Login to Cloud SQL Studio to access a console where you can interact with the data.
Expand the database you chose to find the checkpoint tables created by LangGraph.
In the checkpoints table, search for the thread_id demo_purposes
. In the code above, you used this as the thread id. Executing the below SQL will return to you all of the checkpoints of your chatbot.
select *
from public.checkpoints
where thread_id = 'demo_purposes'
BigQuery Cloud SQL federation allows you to query data residing in Cloud SQL in real time without copying or moving your data. This simplifies your tech stack and lets you quickly access any necessary data. You can even use this as an ETL (extract, transform, load) or ELT (extract, load, transform) method.
The queries are made available in BigQuery using the EXTERNAL_QUERY
function which allows you to send the queries down to CloudSQL and results are returned to BigQuery.
You will need to first create a Cloud SQL connection, you can follow these instructions to do so. Once you create the connection you will be able to see it in the explorer panel on the left hand side of the console.
You’ll need the connection ID to run the query, which you can get by clicking the 3 dots and selecting “copy ID”.
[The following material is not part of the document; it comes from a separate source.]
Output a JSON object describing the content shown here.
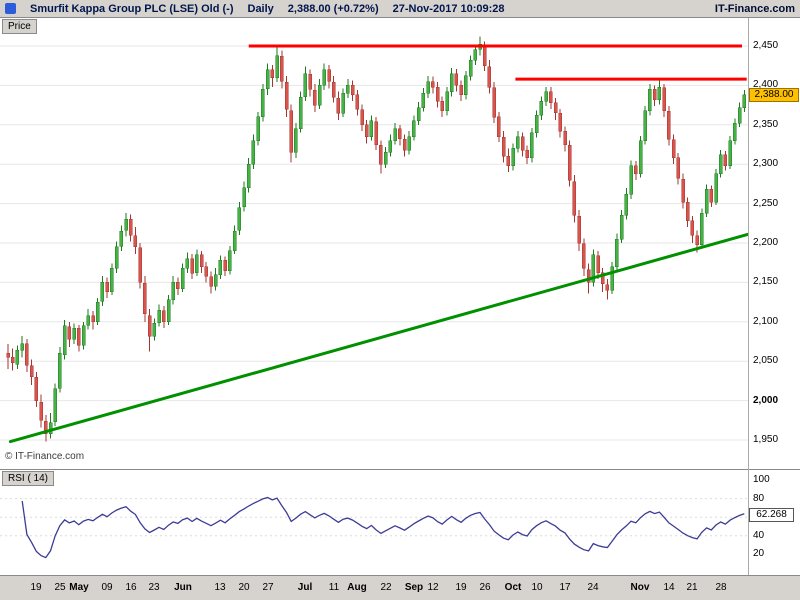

Once you have the connection created, you can go ahead and use the SQL below to reach out to Cloud SQL from BigQuery!
Replace the “projects/
SELECT *
FROM EXTERNAL_QUERY(
"projects//locations/us/connections/private-ip-sql-instance-connection",
"select * from public.checkpoints where thread_id = 'demo_purposes';");
You should see the same results as you saw when you ran it in Cloud SQL.
You’ve successfully queried your LangGraph checkpoint data in BigQuery. You can now perform analysis, evaluations, and anything you need with this data with the power of BigQuery.
You can use another LLM to evaluate or perform sentiment analysis and group the results, right within BigQuery using BigQuery ML. Try it out with another query! (Hint: in order to convert bytes in BigQuery, you’ll want to use a function like SAFE_CONVERT_BYTES_TO_STRING.)
Now that you have all the plumbing ready and can access the data in BigQuery, try using this as a light-weight ELT method where you create a table from the SQL results.
You can also explore doing the same setup with AlloyDB. Happy querying (and analysis)!